The Long Way Home A Bigfoot Story (2006) Written, Produced and Directed by James Bubba Cromer
This Docu-Drama was fortunate enough to receive the following Prestigious Honors:
- Best Narrative Feature at the New York International Independent Film & Video Festival (2006)
- Best Mockumentary and Best Supporting Actor at the Charlotte Cackalacky Film Festival (2008)
- Golden Reel recipient for Innovative Filmmaking, Agency Films, Asheville Film Festival (2007)
- Top billing at the Historical Imperial Theatre, First Take Film Festival, Augusta, Georgia (2008)
- Peoples Choice Award at the Indie Grits Film Festival in Columbia, South Carolina (2007)
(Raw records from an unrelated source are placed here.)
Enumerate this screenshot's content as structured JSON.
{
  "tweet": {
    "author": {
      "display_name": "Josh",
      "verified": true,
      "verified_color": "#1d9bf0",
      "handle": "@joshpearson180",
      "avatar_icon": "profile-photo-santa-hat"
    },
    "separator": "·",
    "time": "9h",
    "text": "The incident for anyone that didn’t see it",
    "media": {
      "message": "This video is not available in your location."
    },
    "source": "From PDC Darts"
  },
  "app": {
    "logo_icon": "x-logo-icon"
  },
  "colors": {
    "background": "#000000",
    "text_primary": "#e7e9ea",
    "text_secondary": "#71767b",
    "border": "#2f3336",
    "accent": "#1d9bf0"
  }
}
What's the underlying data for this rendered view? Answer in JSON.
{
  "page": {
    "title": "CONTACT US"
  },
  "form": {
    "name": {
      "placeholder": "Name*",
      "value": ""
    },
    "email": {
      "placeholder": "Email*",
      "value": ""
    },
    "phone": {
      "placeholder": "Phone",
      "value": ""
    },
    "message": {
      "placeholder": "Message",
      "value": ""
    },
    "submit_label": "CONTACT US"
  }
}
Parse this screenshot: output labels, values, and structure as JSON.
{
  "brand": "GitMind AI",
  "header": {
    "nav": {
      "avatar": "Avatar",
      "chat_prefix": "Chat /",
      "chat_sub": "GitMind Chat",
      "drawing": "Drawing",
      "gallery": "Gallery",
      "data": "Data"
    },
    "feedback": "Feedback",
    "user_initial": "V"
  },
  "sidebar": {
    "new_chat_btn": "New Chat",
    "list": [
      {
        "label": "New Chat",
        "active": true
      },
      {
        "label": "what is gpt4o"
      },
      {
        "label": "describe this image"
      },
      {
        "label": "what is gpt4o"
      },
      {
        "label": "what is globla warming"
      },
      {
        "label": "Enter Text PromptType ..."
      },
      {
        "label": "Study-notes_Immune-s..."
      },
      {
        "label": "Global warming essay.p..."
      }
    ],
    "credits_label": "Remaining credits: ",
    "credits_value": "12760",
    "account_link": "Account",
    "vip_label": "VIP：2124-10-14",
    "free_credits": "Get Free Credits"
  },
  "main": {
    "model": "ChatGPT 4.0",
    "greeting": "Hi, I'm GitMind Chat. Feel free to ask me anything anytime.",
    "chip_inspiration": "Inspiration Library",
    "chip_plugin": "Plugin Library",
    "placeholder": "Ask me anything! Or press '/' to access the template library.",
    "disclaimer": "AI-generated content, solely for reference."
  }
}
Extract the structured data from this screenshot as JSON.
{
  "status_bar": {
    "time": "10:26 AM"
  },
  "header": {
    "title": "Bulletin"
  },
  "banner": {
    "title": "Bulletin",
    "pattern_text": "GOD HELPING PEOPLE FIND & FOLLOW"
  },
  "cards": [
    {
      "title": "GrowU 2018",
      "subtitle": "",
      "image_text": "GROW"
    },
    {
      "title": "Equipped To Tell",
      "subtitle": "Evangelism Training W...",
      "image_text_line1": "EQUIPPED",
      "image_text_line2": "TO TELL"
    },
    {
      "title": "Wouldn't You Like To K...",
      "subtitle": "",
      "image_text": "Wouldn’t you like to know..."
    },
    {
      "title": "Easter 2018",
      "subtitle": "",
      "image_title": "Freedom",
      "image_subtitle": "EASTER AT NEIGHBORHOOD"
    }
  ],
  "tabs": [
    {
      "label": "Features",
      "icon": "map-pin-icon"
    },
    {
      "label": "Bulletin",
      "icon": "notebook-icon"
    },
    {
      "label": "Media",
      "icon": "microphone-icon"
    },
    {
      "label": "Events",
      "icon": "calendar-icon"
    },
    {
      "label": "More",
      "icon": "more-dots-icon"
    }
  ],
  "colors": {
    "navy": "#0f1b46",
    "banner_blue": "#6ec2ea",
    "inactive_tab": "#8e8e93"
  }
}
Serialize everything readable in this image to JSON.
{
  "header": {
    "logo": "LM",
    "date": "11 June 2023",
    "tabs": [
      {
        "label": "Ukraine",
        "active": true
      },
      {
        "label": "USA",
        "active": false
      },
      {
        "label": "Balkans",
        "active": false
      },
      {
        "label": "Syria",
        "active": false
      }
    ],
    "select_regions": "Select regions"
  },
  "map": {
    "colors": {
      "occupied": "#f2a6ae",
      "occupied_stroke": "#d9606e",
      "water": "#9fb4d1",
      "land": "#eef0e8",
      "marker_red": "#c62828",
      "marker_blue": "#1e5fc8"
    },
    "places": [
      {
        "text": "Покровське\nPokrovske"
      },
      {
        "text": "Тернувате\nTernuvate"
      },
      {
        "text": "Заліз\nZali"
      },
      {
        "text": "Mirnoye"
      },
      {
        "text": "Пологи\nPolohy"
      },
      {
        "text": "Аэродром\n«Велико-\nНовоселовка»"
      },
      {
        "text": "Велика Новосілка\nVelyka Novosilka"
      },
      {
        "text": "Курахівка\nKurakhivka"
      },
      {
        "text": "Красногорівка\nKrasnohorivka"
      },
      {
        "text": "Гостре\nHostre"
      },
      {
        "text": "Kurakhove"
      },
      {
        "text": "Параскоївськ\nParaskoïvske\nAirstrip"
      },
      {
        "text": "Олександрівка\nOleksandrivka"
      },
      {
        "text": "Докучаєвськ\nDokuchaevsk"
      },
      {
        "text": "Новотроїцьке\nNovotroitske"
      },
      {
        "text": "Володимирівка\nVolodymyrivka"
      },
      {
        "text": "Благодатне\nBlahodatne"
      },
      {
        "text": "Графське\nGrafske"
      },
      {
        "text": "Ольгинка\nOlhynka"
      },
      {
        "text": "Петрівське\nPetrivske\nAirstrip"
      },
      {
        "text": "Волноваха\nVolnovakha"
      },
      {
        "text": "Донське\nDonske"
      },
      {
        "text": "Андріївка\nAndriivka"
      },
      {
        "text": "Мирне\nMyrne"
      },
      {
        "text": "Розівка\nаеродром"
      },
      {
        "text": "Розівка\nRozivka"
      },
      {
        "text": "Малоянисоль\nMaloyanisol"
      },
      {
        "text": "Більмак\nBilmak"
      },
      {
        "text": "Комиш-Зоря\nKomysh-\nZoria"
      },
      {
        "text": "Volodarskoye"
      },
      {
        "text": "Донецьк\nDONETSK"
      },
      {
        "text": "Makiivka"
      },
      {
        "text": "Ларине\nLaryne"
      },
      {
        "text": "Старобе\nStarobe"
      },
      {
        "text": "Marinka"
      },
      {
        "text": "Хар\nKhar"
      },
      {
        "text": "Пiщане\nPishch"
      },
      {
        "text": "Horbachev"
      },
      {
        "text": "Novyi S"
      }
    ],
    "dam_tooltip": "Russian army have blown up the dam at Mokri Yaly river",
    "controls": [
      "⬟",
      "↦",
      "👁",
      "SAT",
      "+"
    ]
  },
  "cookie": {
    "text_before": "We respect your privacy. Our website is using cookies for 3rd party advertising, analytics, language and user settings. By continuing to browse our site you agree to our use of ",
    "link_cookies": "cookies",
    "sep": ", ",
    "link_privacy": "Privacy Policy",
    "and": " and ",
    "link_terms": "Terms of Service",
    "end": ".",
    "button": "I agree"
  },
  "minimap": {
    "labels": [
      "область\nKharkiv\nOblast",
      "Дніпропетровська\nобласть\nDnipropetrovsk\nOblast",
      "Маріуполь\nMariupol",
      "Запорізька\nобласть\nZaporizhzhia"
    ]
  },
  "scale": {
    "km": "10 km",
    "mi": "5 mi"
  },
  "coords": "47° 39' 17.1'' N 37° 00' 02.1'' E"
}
not to mention numerous successful screenings across the country, including being selected as the feature film for the North Carolina Pride Week in Raleigh-Durham in 2007
Most-Recent Critical Review of TLWH:ABFS (7/6/09)
The no-budget comedy The Long Way Home: A Bigfoot Comedy (2007), set in the mountain wilderness of North Carolina, is hands-down brilliant.
With something of a documentary tone, the look of the film is cheap as all hell, & yet every hick performance is wholeheartedly convincing.
Incredibly I've seen reviews that tore this film to shreds. Ordinarily I'd say such things are a matter of taste, but really, for once, it seems like some people just didn't get it, & found the "home made" cinema verite approach to microbudget comedy somehow inaccessible.
As a comedy this is so pokerfaced & sincere that I've seen it called a thriller. And if anyone really thought they were supposed to respond to this film as action-adventure, thriller, or horror, they'll be just so disappointed.
But anyone with admiration for truly off-the-beaten-track independent cinema will delight in this films subtly bizarre nuttiness.
Right from the hysterical opening when a fat old lady is screaming, "Romaine! Romaine! Somethings got the chickens!" I'm unable to suppress giggles.
A Miami newspaper reporter pursues the truth behind bigfoot sightings in a series of interviews with wackier & wackier believers, nonbelievers, & witnesses, who are always just an inch shy of over-the-top so that the humor never passes from real human comedy into outright parody.
When the reporter begins to "believe" & starts a descent into disappointment & bitterness that his life & career suck, his quest for a highly individual truth becomes a twisted sort of internal heroism.